Any kind of material that you find, like this cup, has a found quality to it. It might just be a piece of garbage, but if you cast in bronze then it’s forever — or if you put it next to a bronze version it might be the same thing, but it’s kind of like the ghost of the first one. Everything in our man-made world and the natural world has those qualities. When you pick up an old tennis shoe you look at what it was and what it could be too.
How has Dartmouth influenced your career?
DH: I would say meeting [sculptor] Fumio Yoshimura is probably the most important thing for me because he was one of those people who felt like it was such a privilege to be an artist — an amazing craftsman and yet a really thoughtful person who was delighted by his work. It wasn’t a chore for him. I think meeting him was a pretty amazing moment for me. I also think going to Florence and seeing a lot of public work there in churches and squares and whatnot, where art is in the culture and it’s really embedded in the culture, was pretty important. I ended up going to Japan to study gardens my junior summer.
How did the gardens in Japan influence you?
DH: Again, they were these really beautiful spaces that were very different from European design. The whole Japanese garden aesthetic is just something I’d never seen before. I think in the West we tend to go with super rigid, symmetrical, kind of that Roman sense of space where things are [on an] x-y axis. [In Japan,] there are paths that sort of wind through, there’s nothing straight. [It’s] just very nuanced. I think if you look at traditional European design, it has its own geometry and logic to it. I think part of what’s interesting about Japanese design is that they frequently put a twist out there that’s very unexpected.

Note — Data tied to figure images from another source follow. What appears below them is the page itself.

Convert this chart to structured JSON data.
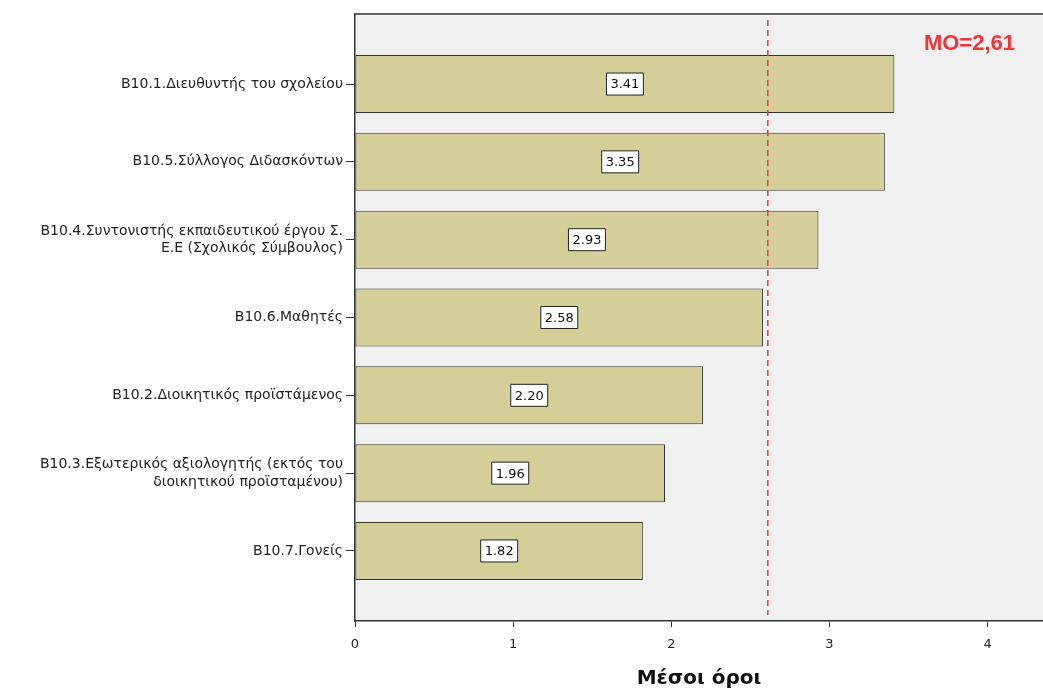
{
  "chart_data": {
    "type": "bar",
    "orientation": "horizontal",
    "xlabel": "Μέσοι όροι",
    "categories": [
      "B10.1.Διευθυντής του σχολείου",
      "B10.5.Σύλλογος Διδασκόντων",
      "B10.4.Συντονιστής εκπαιδευτικού έργου Σ. Ε.Ε (Σχολικός Σύμβουλος)",
      "B10.6.Μαθητές",
      "B10.2.Διοικητικός προϊστάμενος",
      "B10.3.Εξωτερικός αξιολογητής (εκτός του διοικητικού προϊσταμένου)",
      "B10.7.Γονείς"
    ],
    "values": [
      3.41,
      3.35,
      2.93,
      2.58,
      2.2,
      1.96,
      1.82
    ],
    "value_labels": [
      "3.41",
      "3.35",
      "2.93",
      "2.58",
      "2.20",
      "1.96",
      "1.82"
    ],
    "color": "#d4cf99",
    "xlim": [
      0,
      4.35
    ],
    "xticks": [
      0,
      1,
      2,
      3,
      4
    ],
    "ref_lines": [
      {
        "axis": "x",
        "value": 2.61,
        "label": "MO=2,61",
        "color": "#e8383d",
        "line_style": "dashed"
      }
    ]
  }
}
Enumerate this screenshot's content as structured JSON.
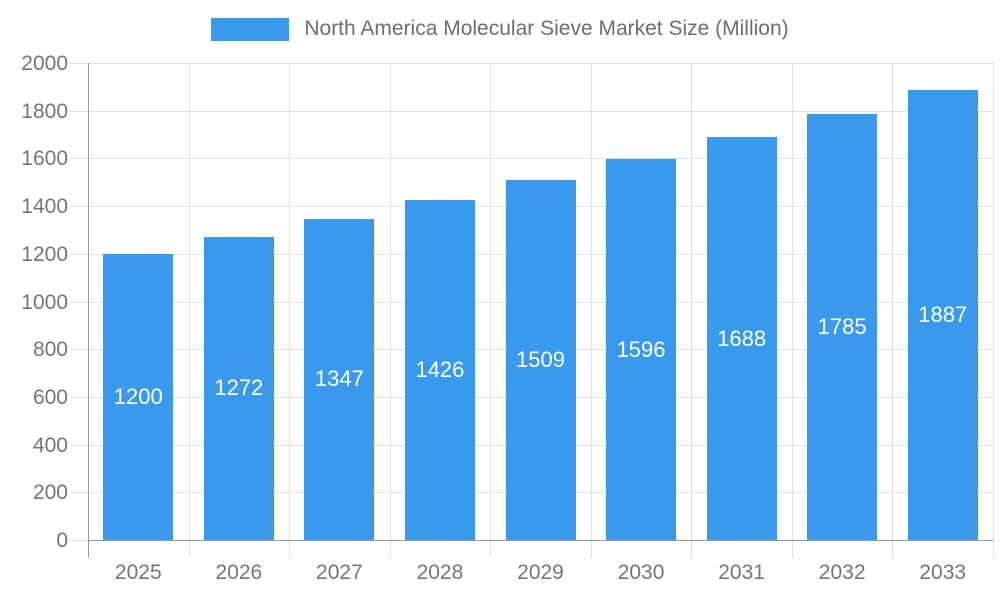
{
  "chart_data": {
    "type": "bar",
    "title": "North America Molecular Sieve Market Size (Million)",
    "legend": "North America Molecular Sieve Market Size (Million)",
    "legend_position": "top-center",
    "categories": [
      "2025",
      "2026",
      "2027",
      "2028",
      "2029",
      "2030",
      "2031",
      "2032",
      "2033"
    ],
    "values": [
      1200,
      1272,
      1347,
      1426,
      1509,
      1596,
      1688,
      1785,
      1887
    ],
    "xlabel": "",
    "ylabel": "",
    "ylim": [
      0,
      2000
    ],
    "ytick_step": 200,
    "ytick_labels": [
      "0",
      "200",
      "400",
      "600",
      "800",
      "1000",
      "1200",
      "1400",
      "1600",
      "1800",
      "2000"
    ],
    "grid": true,
    "bar_label_position": "inside-center"
  },
  "colors": {
    "bar": "#3999ed",
    "bar_label": "#ffffff",
    "gridline": "#e0e0e0",
    "axis_line": "#999999",
    "tick_text": "#757575",
    "legend_text": "#6e6e6e",
    "background": "#ffffff"
  }
}
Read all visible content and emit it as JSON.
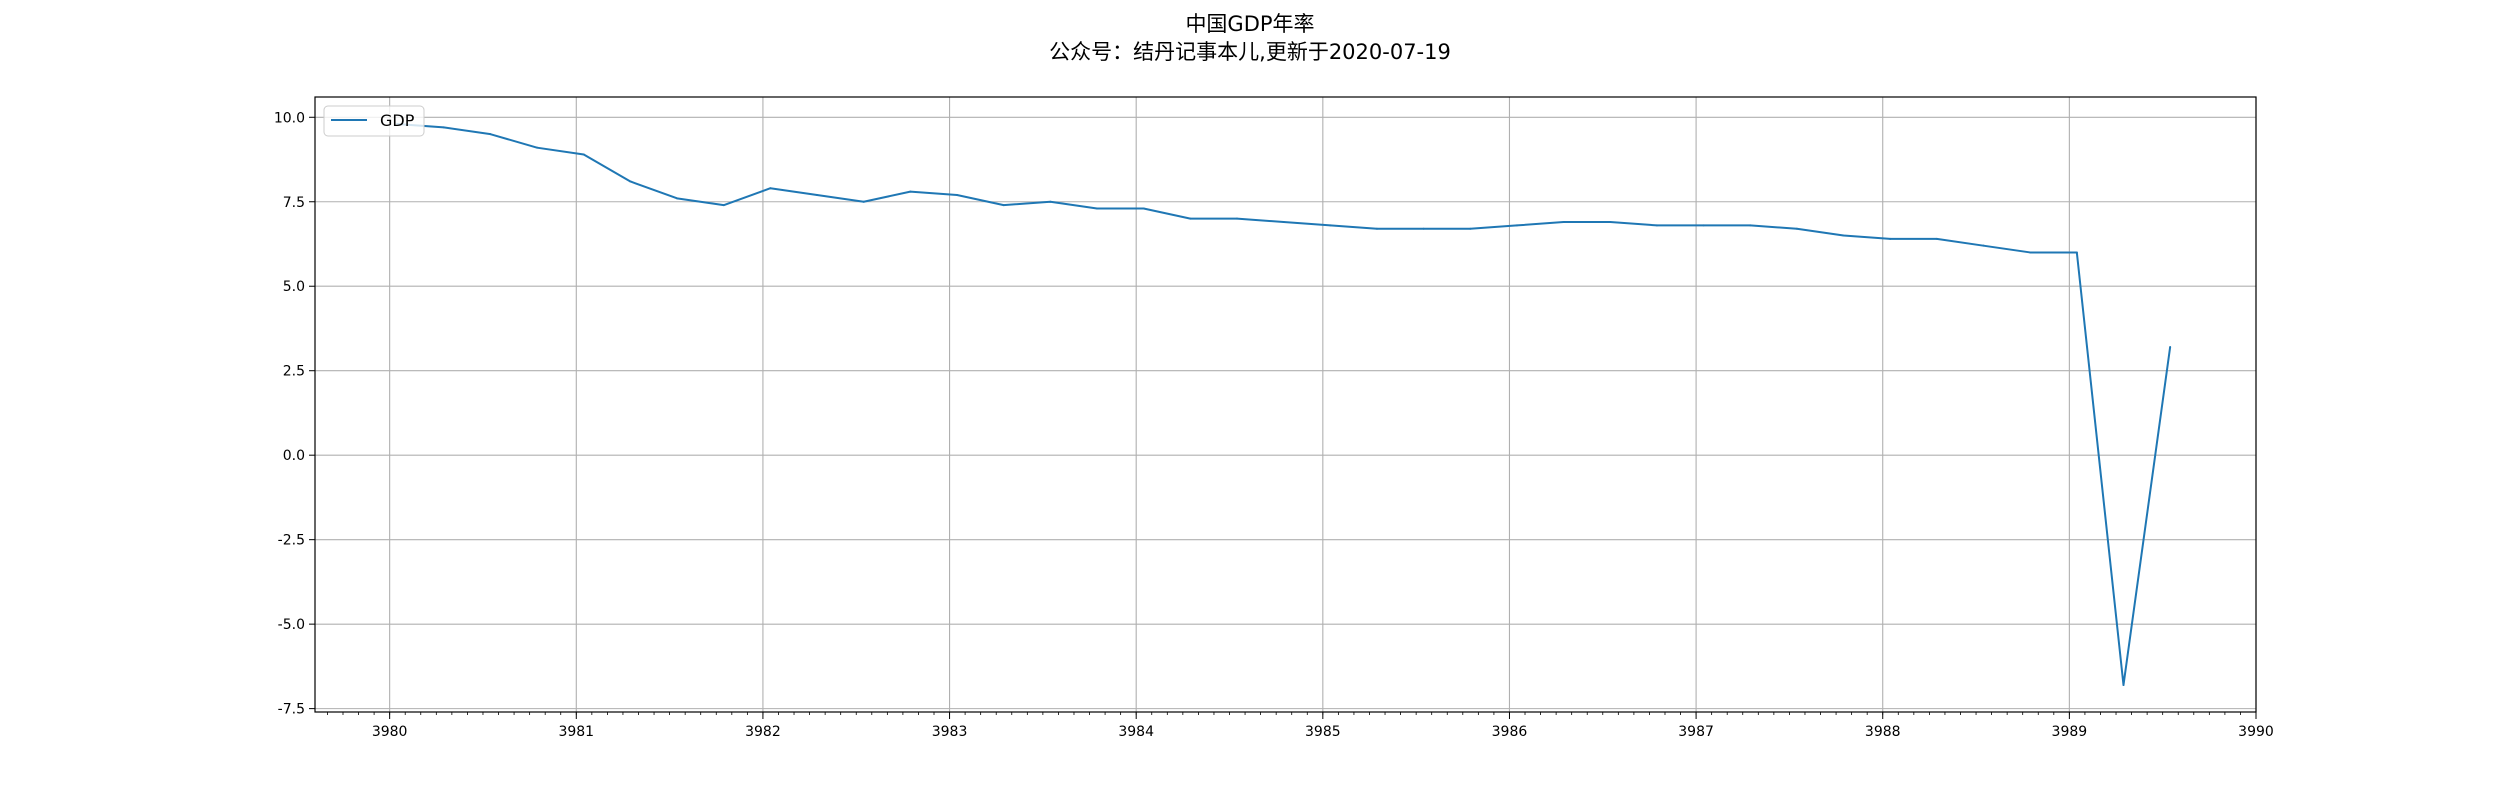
{
  "figure": {
    "title": "中国GDP年率",
    "subtitle": "公众号：结丹记事本儿,更新于2020-07-19"
  },
  "chart_data": {
    "type": "line",
    "title": "中国GDP年率",
    "subtitle": "公众号：结丹记事本儿,更新于2020-07-19",
    "xlabel": "",
    "ylabel": "",
    "xlim": [
      3979.6,
      3990.0
    ],
    "ylim": [
      -7.6,
      10.6
    ],
    "x_ticks": [
      3980,
      3981,
      3982,
      3983,
      3984,
      3985,
      3986,
      3987,
      3988,
      3989,
      3990
    ],
    "x_tick_labels": [
      "3980",
      "3981",
      "3982",
      "3983",
      "3984",
      "3985",
      "3986",
      "3987",
      "3988",
      "3989",
      "3990"
    ],
    "y_ticks": [
      10.0,
      7.5,
      5.0,
      2.5,
      0.0,
      -2.5,
      -5.0,
      -7.5
    ],
    "y_tick_labels": [
      "10.0",
      "7.5",
      "5.0",
      "2.5",
      "0.0",
      "-2.5",
      "-5.0",
      "-7.5"
    ],
    "grid": true,
    "legend_position": "upper-left",
    "series": [
      {
        "name": "GDP",
        "color": "#1f77b4",
        "x": [
          3980.04,
          3980.29,
          3980.54,
          3980.79,
          3981.04,
          3981.29,
          3981.54,
          3981.79,
          3982.04,
          3982.29,
          3982.54,
          3982.79,
          3983.04,
          3983.29,
          3983.54,
          3983.79,
          3984.04,
          3984.29,
          3984.54,
          3984.79,
          3985.04,
          3985.29,
          3985.54,
          3985.79,
          3986.04,
          3986.29,
          3986.54,
          3986.79,
          3987.04,
          3987.29,
          3987.54,
          3987.79,
          3988.04,
          3988.29,
          3988.54,
          3988.79,
          3989.04,
          3989.29,
          3989.54
        ],
        "values": [
          9.8,
          9.7,
          9.5,
          9.1,
          8.9,
          8.1,
          7.6,
          7.4,
          7.9,
          7.7,
          7.5,
          7.8,
          7.7,
          7.4,
          7.5,
          7.3,
          7.3,
          7.0,
          7.0,
          6.9,
          6.8,
          6.7,
          6.7,
          6.7,
          6.8,
          6.9,
          6.9,
          6.8,
          6.8,
          6.8,
          6.7,
          6.5,
          6.4,
          6.4,
          6.2,
          6.0,
          6.0,
          -6.8,
          3.2
        ]
      }
    ]
  }
}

What has the experience of returning to campus been like?
DH: It’s hard to know when you’re here what a privilege it is to be at a place like this. But when you come back, you see not only how different it is from when I was here, but also just [that] it’s incredible, it’s such a vast opportunity, what goes on here, on so many levels. The art is a small part of it. It’s an amazing facility, it’s an amazing group of people. I think the studio art — what I know, I can say without question — is a much bigger, [more] comprehensive program, facility and faculty and student group than when I was here. That in and of itself will turn out many more thoughtful professionals and even people interested in art. There are lots of people who take classes, and this is their first time trying to draw, and they realize that a big window opens up for them.
What advice would you give to students pursuing a career in the arts?
DH: Follow your heart. I do think finding a community of people that are your friends, your family, the support in your life, is really critical. Finding those people and cherishing those relationships is the most important thing. And making your work something [with which] you feel like you’re making a contribution. Being able to make money doing that is an incredible thing, and you’re lucky if you can do it. At the end of the day, most people who are good at their work do enjoy it.
This interview was edited and condensed.